JUDICIÁRIO Sexta-feira, 17 de Maio de 2024, 13:15 - A | A

17 de Maio de 2024, 13h:15 - A | A

JUDICIÁRIO / NO NORTÃO

Investigação aponta que delegado acusado de comandar "gabinete do crime" recebeu propina de Silval Barbosa

Conforme o documento, o ex-governador era investigado em um inquérito policial conduzido pelo delegado Giordan Antunes

Christinny dos Santos
Única News



Um relatório desenvolvido pela Polícia Civil durante as investigações da Operação Diaphthora apontou que o delegado Giordan Antunes Fontenelle Rodrigues, acusado de chefiar um esquema criminoso na Delegacia de Polícia Civil de Peixoto de Azevedo, recebeu propina do ex-governador de MT, Silval Barbosa.

Silval Barbosa foi preso em setembro de 2015 na operação Sodoma, que investigava fraudes na concessão de incentivos fiscais do estado. O esquema foi montado por servidores públicos para favorecer algumas empresas.

Conforme o documento, o ex-governador era investigado em um inquérito policial conduzido pelo delegado Giordan Antunes. Silval deveria ter sido ouvido em oitiava no dia 06 de outubro de 2022, no entanto a defesa do ex-chefe do Executivo entrou com um pedido para a procedimento fosse adiado, sendo remarcado para o dia 03 de novembro.

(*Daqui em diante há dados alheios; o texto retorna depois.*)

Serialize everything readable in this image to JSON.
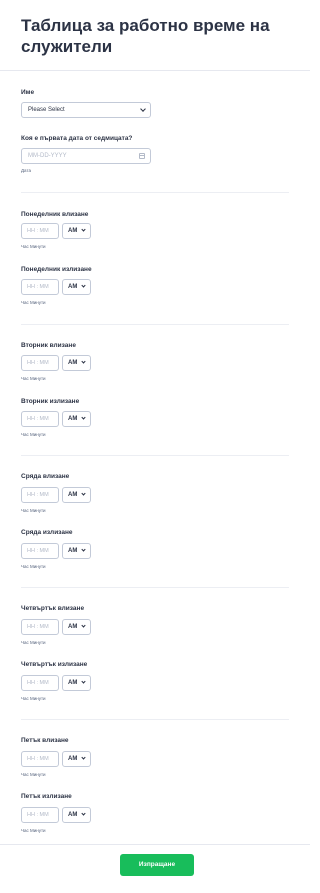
{
  "form": {
    "title": "Таблица за работно време на служители"
  },
  "name_field": {
    "label": "Име",
    "value": "Please Select"
  },
  "first_date_field": {
    "label": "Коя е първата дата от седмицата?",
    "placeholder": "MM-DD-YYYY",
    "sublabel": "Дата"
  },
  "time_fields": [
    {
      "label": "Понеделник влизане",
      "placeholder": "HH : MM",
      "ampm": "AM",
      "sublabel": "Час Минути"
    },
    {
      "label": "Понеделник излизане",
      "placeholder": "HH : MM",
      "ampm": "AM",
      "sublabel": "Час Минути"
    },
    {
      "label": "Вторник влизане",
      "placeholder": "HH : MM",
      "ampm": "AM",
      "sublabel": "Час Минути"
    },
    {
      "label": "Вторник излизане",
      "placeholder": "HH : MM",
      "ampm": "AM",
      "sublabel": "Час Минути"
    },
    {
      "label": "Сряда влизане",
      "placeholder": "HH : MM",
      "ampm": "AM",
      "sublabel": "Час Минути"
    },
    {
      "label": "Сряда излизане",
      "placeholder": "HH : MM",
      "ampm": "AM",
      "sublabel": "Час Минути"
    },
    {
      "label": "Четвъртък влизане",
      "placeholder": "HH : MM",
      "ampm": "AM",
      "sublabel": "Час Минути"
    },
    {
      "label": "Четвъртък излизане",
      "placeholder": "HH : MM",
      "ampm": "AM",
      "sublabel": "Час Минути"
    },
    {
      "label": "Петък влизане",
      "placeholder": "HH : MM",
      "ampm": "AM",
      "sublabel": "Час Минути"
    },
    {
      "label": "Петък излизане",
      "placeholder": "HH : MM",
      "ampm": "AM",
      "sublabel": "Час Минути"
    }
  ],
  "submit": {
    "label": "Изпращане"
  },
  "colors": {
    "submit": "#18bd5b",
    "text": "#2c3345",
    "border": "#c3cad8"
  }
}
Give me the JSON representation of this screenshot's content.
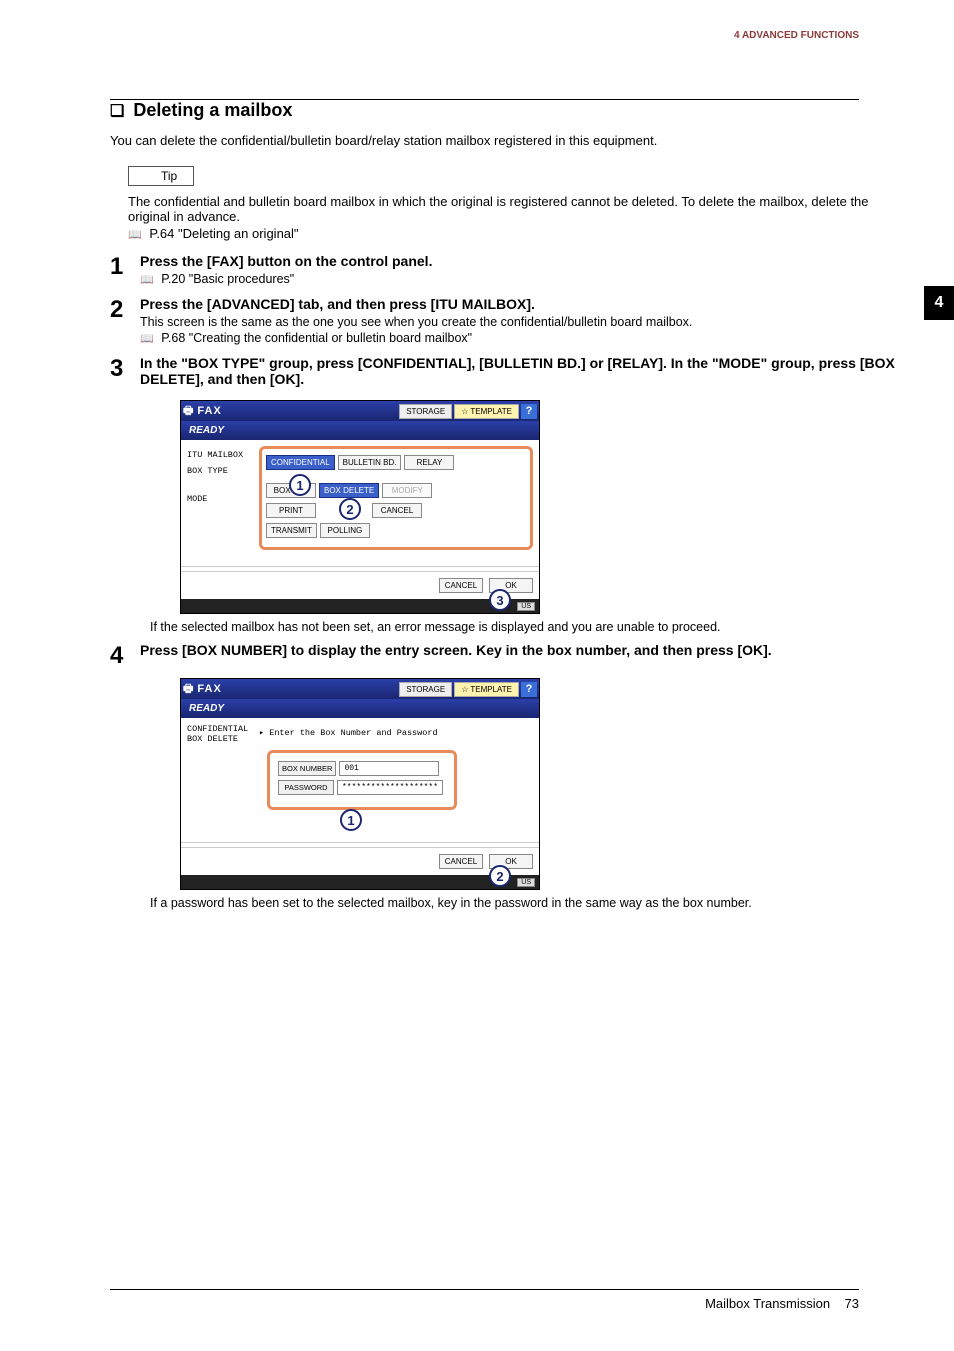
{
  "header": {
    "chapter": "4 ADVANCED FUNCTIONS"
  },
  "side_tab": "4",
  "section": {
    "title": "Deleting a mailbox",
    "intro": "You can delete the confidential/bulletin board/relay station mailbox registered in this equipment."
  },
  "tip": {
    "label": "Tip",
    "text": "The confidential and bulletin board mailbox in which the original is registered cannot be deleted. To delete the mailbox, delete the original in advance.",
    "ref": "P.64 \"Deleting an original\""
  },
  "steps": [
    {
      "num": "1",
      "title": "Press the [FAX] button on the control panel.",
      "ref": "P.20 \"Basic procedures\""
    },
    {
      "num": "2",
      "title": "Press the [ADVANCED] tab, and then press [ITU MAILBOX].",
      "sub": "This screen is the same as the one you see when you create the confidential/bulletin board mailbox.",
      "ref": "P.68 \"Creating the confidential or bulletin board mailbox\""
    },
    {
      "num": "3",
      "title": "In the \"BOX TYPE\" group, press [CONFIDENTIAL], [BULLETIN BD.] or [RELAY]. In the \"MODE\" group, press [BOX DELETE], and then [OK].",
      "note": "If the selected mailbox has not been set, an error message is displayed and you are unable to proceed."
    },
    {
      "num": "4",
      "title": "Press [BOX NUMBER] to display the entry screen. Key in the box number, and then press [OK].",
      "note": "If a password has been set to the selected mailbox, key in the password in the same way as the box number."
    }
  ],
  "screenshot1": {
    "title": "FAX",
    "storage": "STORAGE",
    "template": "TEMPLATE",
    "help": "?",
    "breadcrumb": "READY",
    "left_labels": {
      "l1": "ITU MAILBOX",
      "l2": "BOX TYPE",
      "l3": "MODE"
    },
    "box_type": {
      "b1": "CONFIDENTIAL",
      "b2": "BULLETIN BD.",
      "b3": "RELAY"
    },
    "mode_row1": {
      "m1": "BOX SET",
      "m2": "BOX DELETE",
      "m3": "MODIFY"
    },
    "mode_row2": {
      "m1": "PRINT",
      "m2": "",
      "m3": "CANCEL"
    },
    "mode_row3": {
      "m1": "TRANSMIT",
      "m2": "POLLING"
    },
    "footer": {
      "cancel": "CANCEL",
      "ok": "OK"
    },
    "status": "US",
    "callouts": {
      "c1": "1",
      "c2": "2",
      "c3": "3"
    }
  },
  "screenshot2": {
    "title": "FAX",
    "storage": "STORAGE",
    "template": "TEMPLATE",
    "help": "?",
    "breadcrumb": "READY",
    "left_labels": {
      "l1": "CONFIDENTIAL",
      "l2": "BOX DELETE"
    },
    "prompt": "Enter the Box Number and Password",
    "inputs": {
      "box_number_label": "BOX NUMBER",
      "box_number_value": "001",
      "password_label": "PASSWORD",
      "password_value": "********************"
    },
    "footer": {
      "cancel": "CANCEL",
      "ok": "OK"
    },
    "status": "US",
    "callouts": {
      "c1": "1",
      "c2": "2"
    }
  },
  "footer": {
    "section": "Mailbox Transmission",
    "page": "73"
  }
}
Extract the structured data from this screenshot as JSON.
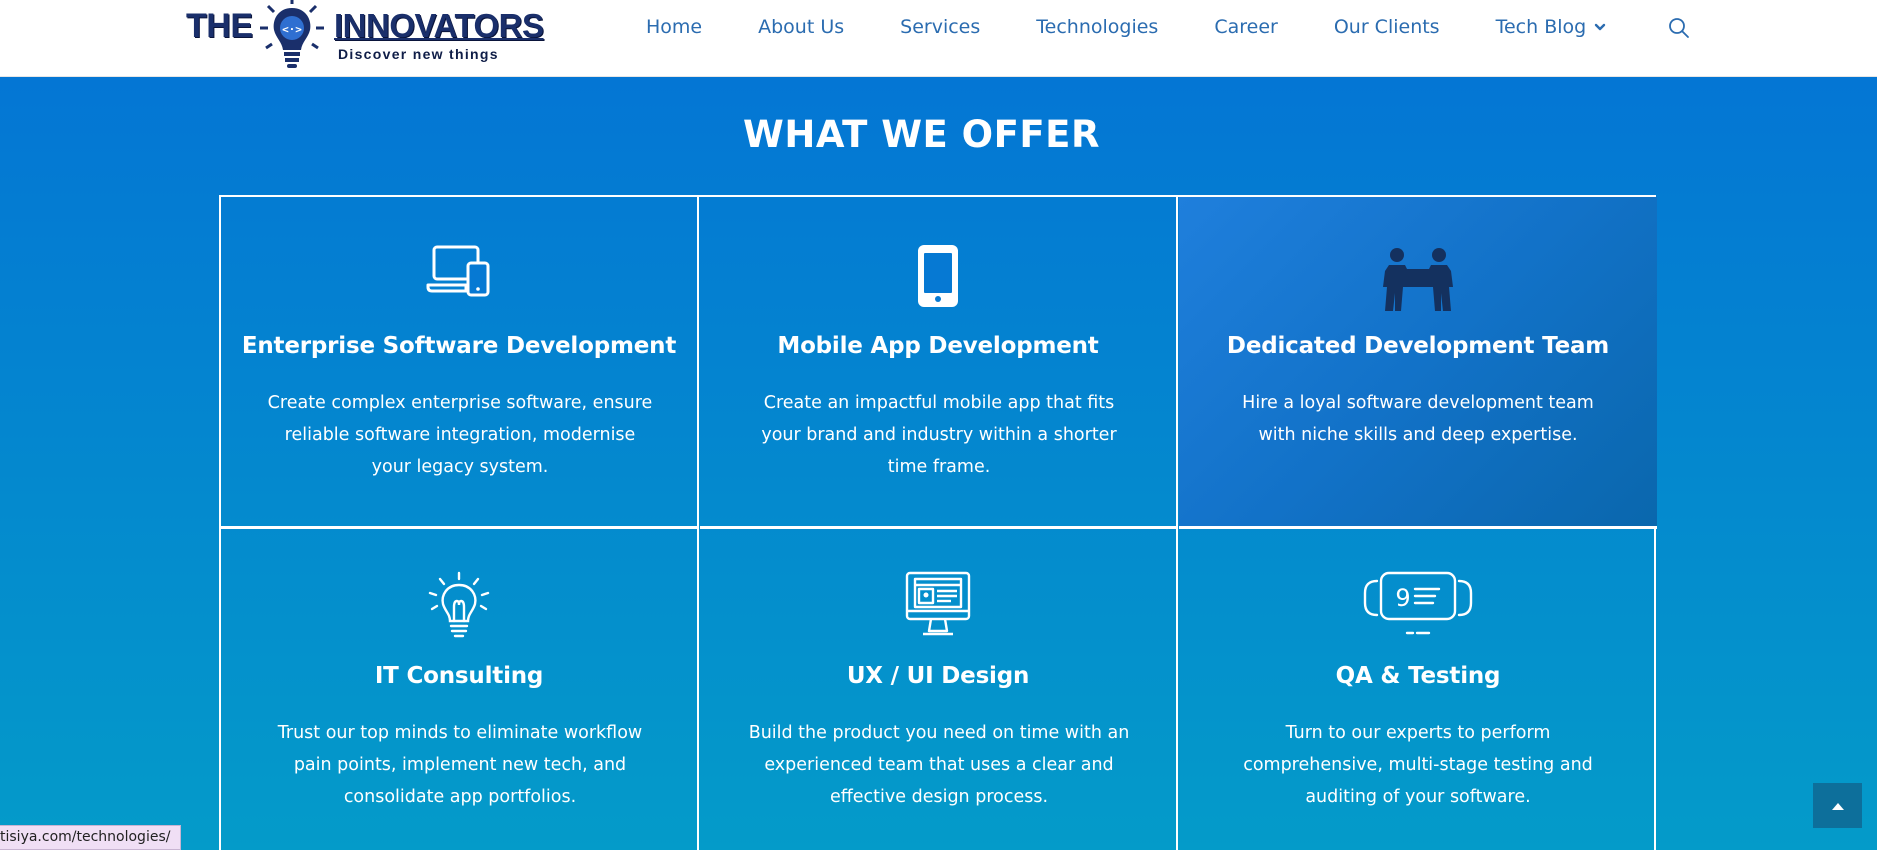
{
  "logo": {
    "brand_left": "THE",
    "brand_right": "INNOVATORS",
    "tagline": "Discover new things"
  },
  "nav": {
    "items": [
      {
        "label": "Home"
      },
      {
        "label": "About Us"
      },
      {
        "label": "Services"
      },
      {
        "label": "Technologies"
      },
      {
        "label": "Career"
      },
      {
        "label": "Our Clients"
      },
      {
        "label": "Tech Blog",
        "has_dropdown": true
      }
    ],
    "search_icon": "search-icon"
  },
  "section": {
    "title": "WHAT WE OFFER",
    "cards": [
      {
        "icon": "devices-icon",
        "title": "Enterprise Software Development",
        "description": "Create complex enterprise software, ensure reliable software integration, modernise your legacy system."
      },
      {
        "icon": "smartphone-icon",
        "title": "Mobile App Development",
        "description": "Create an impactful mobile app that fits your brand and industry within a shorter time frame."
      },
      {
        "icon": "team-icon",
        "title": "Dedicated Development Team",
        "description": "Hire a loyal software development team with niche skills and deep expertise.",
        "highlighted": true
      },
      {
        "icon": "lightbulb-icon",
        "title": "IT Consulting",
        "description": "Trust our top minds to eliminate workflow pain points, implement new tech, and consolidate app portfolios."
      },
      {
        "icon": "monitor-design-icon",
        "title": "UX / UI Design",
        "description": "Build the product you need on time with an experienced team that uses a clear and effective design process."
      },
      {
        "icon": "testing-icon",
        "title": "QA & Testing",
        "description": "Turn to our experts to perform comprehensive, multi-stage testing and auditing of your software."
      }
    ]
  },
  "status_bar": {
    "url": "tisiya.com/technologies/"
  },
  "colors": {
    "nav_link": "#2b6cb0",
    "section_top": "#0476d4",
    "section_bottom": "#049bc9",
    "scroll_top_bg": "#0d6f9b",
    "team_icon": "#14315f"
  }
}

O relatório desenvolvido pela polícia apontou que neste período, o sobrinho de Silval, Antônio da Cunha Barbosa Neto, esteve na delegacia comandada por Giordan. Ele chegou portando uma mochila, mas deixou o local sem a bolsa. Além disso, tempos depois, Giordan chegou à delegacia dirigindo uma camionete Mitsubishi MMC/L200, que estava em nome do sobrinho do ex-governador.

Em 17 de outubro, o veículo foi transferido para nome da esposa de Giordan, Letícia Cristina de Souza Araújo.

"Para as investigações, é possível inferir que esse veículo também foi transferido como parte do pagamento de propina ao Delegado de Polícia Civil Giordan, pois, durante toda a investigação, demonstrou ser uma pessoa que anseia por dinheiro ilícito e se utiliza das atribuições de seu cargo para angariar tais vantagens indevidas", diz trecho do documento.

Operação Diaphthora

As investigações apontaram que Giordan, ao lado de outros policiais, solicitava o pagamento de vantagens indevidas para liberação de bens apreendidos; exigiam pagamento de “diárias” para hospedagem de presos no alojamento da delegacia e, ainda, pagamentos mensais sob a uma cooperativa instalada no município para dificultar a chegada no local de procedimentos criminais em trâmite na unidade policial.

Todos os esquemas e acertos levam à conclusão de que existia um verdadeiro “gabinete do crime”.

Girodan estava preso desde o dia 17 de abril, mas teve a prisão preventiva revida nessa quinta-feira (16), após o habeas corpus impetrado pela sua defesa ser acatado pela juíza Paula Tathiana Pinheiro, da 2ª Vara Criminal do município.